Prior to being benched in favor of Kaepernick, Smith was in the middle of a career year. Smith completed 70.2% of his passes for 1,737 yards, while throwing 13 touchdown passes against just five interceptions -- numbers good for a quarterback rating of 104.1.
Smith, however, was concussed, and ultimately lost his starting job to Kaepernick.
With Smith now likely to ask for his release and the information being leaked to the public, it seems unlikely that a team would trade for Smith and his salary, knowing that he could end up taking a lower cap hit in 2013. The possibility remains that a team could trade for Smith -- if they didn't believe they had a chance to sign him in free agency, where Smith would be free to choose his next team.
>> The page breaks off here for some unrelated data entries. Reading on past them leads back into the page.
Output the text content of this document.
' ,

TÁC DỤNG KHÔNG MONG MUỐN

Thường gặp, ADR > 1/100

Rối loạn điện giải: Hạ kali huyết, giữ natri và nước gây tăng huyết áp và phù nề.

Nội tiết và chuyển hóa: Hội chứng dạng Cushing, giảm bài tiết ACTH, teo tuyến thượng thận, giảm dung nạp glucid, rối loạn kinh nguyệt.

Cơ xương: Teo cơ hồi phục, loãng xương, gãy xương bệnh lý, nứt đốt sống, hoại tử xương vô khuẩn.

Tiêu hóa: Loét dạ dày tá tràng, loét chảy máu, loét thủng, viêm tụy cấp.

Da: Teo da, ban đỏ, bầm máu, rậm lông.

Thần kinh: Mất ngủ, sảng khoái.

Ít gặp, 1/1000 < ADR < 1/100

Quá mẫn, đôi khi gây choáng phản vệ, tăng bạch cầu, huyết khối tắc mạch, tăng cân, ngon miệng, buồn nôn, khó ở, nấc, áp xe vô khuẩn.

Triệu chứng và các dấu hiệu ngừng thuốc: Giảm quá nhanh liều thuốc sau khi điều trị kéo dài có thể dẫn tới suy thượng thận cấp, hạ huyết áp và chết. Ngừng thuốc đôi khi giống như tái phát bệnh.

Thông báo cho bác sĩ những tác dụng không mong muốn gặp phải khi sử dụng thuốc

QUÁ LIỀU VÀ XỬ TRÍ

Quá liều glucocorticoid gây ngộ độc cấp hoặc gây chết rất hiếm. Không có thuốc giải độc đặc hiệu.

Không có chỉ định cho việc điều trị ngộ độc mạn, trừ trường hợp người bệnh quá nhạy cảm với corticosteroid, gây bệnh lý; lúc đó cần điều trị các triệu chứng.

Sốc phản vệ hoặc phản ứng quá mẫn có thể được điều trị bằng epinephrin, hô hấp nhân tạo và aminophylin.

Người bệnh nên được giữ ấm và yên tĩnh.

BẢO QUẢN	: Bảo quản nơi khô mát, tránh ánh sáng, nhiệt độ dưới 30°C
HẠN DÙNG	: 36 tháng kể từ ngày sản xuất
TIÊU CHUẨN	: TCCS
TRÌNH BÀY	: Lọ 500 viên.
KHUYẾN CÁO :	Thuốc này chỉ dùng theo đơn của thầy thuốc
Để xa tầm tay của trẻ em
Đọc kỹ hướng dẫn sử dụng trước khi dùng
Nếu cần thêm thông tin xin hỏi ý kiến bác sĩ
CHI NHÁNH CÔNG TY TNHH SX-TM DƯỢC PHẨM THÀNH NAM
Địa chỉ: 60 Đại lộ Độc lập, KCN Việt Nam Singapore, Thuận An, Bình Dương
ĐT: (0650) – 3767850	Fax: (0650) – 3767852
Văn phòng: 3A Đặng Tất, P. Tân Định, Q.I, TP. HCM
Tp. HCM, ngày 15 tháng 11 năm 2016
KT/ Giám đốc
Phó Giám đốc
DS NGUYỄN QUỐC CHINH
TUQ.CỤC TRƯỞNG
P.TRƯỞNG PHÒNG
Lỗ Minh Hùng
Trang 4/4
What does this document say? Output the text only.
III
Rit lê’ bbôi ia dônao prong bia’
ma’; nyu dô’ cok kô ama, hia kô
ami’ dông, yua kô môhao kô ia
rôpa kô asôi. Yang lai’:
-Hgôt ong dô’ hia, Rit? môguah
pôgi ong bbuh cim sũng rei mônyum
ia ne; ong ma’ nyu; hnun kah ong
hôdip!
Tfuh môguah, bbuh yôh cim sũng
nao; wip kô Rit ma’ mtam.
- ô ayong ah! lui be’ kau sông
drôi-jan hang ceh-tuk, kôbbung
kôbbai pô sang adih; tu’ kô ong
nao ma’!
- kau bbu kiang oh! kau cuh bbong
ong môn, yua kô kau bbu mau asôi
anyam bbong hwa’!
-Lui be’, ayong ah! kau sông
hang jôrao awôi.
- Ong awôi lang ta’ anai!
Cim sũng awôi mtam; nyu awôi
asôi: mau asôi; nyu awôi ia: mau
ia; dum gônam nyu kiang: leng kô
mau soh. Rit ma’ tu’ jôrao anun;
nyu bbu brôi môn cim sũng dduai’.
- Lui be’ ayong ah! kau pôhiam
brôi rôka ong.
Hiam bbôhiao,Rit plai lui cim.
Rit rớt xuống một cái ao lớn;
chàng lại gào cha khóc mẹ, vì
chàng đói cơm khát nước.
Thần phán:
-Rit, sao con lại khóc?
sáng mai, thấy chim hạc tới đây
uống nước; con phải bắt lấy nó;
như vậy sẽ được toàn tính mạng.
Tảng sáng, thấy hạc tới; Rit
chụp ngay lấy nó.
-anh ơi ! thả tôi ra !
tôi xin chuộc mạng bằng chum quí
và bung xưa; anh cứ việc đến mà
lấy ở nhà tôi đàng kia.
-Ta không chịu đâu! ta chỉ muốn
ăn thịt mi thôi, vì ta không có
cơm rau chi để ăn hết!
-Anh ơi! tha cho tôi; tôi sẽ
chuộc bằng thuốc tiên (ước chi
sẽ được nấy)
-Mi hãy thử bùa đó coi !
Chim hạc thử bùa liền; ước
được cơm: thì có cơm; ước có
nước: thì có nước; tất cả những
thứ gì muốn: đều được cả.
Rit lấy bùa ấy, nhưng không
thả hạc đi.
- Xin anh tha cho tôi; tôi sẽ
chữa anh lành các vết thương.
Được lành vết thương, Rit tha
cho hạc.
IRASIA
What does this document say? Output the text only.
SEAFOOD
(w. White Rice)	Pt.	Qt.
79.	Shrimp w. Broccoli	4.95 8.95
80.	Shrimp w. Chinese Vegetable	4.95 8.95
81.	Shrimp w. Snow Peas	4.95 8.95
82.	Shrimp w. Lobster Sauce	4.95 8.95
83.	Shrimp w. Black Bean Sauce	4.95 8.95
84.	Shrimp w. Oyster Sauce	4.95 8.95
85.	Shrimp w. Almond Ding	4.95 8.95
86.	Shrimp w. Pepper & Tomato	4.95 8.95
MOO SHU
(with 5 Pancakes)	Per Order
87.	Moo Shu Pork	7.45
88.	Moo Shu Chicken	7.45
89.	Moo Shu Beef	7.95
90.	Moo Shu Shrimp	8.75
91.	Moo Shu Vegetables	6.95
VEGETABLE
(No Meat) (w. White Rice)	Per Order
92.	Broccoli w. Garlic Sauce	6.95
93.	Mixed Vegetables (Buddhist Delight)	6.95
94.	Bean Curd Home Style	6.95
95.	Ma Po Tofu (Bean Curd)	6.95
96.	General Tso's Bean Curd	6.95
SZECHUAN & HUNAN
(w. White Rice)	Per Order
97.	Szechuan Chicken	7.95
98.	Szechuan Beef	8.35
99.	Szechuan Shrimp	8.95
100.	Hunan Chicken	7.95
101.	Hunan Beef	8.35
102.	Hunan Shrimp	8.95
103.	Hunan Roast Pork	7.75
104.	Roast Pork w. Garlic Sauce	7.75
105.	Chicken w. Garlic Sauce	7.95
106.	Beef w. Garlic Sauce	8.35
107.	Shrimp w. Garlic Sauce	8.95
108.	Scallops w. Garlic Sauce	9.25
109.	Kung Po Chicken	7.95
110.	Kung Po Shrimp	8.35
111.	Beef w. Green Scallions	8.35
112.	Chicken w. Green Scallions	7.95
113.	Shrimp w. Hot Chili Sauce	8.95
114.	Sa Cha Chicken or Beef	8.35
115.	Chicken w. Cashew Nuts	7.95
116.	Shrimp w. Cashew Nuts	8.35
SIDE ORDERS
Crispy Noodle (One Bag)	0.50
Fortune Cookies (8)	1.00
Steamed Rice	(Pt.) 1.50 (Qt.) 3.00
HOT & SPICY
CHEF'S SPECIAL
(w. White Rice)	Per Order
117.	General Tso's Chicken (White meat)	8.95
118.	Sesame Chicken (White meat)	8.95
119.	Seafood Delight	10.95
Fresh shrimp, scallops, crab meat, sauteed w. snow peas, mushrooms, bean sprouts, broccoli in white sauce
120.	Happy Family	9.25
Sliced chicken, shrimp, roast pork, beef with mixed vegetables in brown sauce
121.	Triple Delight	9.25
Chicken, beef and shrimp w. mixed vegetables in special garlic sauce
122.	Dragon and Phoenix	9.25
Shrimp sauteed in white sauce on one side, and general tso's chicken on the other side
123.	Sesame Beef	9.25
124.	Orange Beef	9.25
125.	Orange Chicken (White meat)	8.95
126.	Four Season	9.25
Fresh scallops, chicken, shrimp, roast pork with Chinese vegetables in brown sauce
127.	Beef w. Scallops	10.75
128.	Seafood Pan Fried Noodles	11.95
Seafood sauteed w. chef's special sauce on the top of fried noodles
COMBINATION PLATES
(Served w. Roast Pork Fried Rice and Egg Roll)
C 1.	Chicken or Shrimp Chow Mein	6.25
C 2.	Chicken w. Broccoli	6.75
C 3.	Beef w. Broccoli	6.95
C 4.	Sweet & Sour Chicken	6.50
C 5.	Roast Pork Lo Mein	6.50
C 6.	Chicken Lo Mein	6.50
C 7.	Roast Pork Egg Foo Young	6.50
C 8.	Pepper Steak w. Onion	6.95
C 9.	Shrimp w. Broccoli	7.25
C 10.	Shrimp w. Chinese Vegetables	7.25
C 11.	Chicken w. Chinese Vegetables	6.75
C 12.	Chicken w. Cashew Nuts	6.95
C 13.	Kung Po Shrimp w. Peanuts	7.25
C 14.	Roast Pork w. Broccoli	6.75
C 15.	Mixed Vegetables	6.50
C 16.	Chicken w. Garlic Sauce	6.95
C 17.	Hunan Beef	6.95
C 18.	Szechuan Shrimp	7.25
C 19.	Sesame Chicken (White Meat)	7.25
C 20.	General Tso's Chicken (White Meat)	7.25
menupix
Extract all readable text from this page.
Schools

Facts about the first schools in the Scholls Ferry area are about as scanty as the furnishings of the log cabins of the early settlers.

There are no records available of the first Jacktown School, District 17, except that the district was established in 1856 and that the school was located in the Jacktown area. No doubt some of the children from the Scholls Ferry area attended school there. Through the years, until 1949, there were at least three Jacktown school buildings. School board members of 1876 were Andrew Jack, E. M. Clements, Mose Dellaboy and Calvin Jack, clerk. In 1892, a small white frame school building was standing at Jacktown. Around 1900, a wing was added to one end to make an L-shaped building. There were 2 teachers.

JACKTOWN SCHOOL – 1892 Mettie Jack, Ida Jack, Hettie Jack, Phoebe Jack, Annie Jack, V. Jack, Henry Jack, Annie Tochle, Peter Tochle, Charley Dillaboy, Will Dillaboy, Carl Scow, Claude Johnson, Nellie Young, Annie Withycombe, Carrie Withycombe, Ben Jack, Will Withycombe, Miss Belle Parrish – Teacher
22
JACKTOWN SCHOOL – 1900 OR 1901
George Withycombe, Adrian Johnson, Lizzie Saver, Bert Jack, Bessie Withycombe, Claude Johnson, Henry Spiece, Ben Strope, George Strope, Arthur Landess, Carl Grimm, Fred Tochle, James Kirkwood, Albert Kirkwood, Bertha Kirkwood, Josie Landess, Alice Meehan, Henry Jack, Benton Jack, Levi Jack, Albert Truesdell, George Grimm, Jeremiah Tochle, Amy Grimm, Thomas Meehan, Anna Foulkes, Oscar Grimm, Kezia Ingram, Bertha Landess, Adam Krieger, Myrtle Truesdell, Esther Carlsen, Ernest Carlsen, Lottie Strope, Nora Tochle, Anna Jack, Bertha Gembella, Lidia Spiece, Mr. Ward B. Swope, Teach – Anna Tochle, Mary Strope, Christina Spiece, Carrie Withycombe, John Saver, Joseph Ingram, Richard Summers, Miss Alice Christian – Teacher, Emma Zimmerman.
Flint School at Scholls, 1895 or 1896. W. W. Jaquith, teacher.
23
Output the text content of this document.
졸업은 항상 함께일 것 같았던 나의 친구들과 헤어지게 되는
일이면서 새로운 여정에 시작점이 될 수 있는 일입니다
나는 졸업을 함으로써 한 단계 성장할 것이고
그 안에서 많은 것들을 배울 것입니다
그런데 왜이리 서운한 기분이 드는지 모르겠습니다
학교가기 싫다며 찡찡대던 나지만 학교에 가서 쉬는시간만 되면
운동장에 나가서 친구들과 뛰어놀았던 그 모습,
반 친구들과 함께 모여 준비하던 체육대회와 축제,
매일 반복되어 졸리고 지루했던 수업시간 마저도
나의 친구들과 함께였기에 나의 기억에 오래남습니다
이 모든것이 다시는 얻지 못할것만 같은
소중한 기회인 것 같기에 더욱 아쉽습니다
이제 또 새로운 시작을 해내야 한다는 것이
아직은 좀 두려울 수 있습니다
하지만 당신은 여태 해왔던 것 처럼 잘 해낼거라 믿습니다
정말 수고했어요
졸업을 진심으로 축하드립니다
Perhaps the most notable quarterback to be traded after the Super Bowl in recent memory, and after losing his starting job, is Drew Bledsoe. After Tom Brady led the New England Patriots to a Super Bowl win in Super Bowl XXXVI, Bledsoe was deemed expendable, and traded to the Buffalo Bills for a first-round draft pick.
Since Smith isn't of Bledsoe's stature, it's unrealistic to believe that the 49ers will receive anything near a first-round pick in exchange for Smith.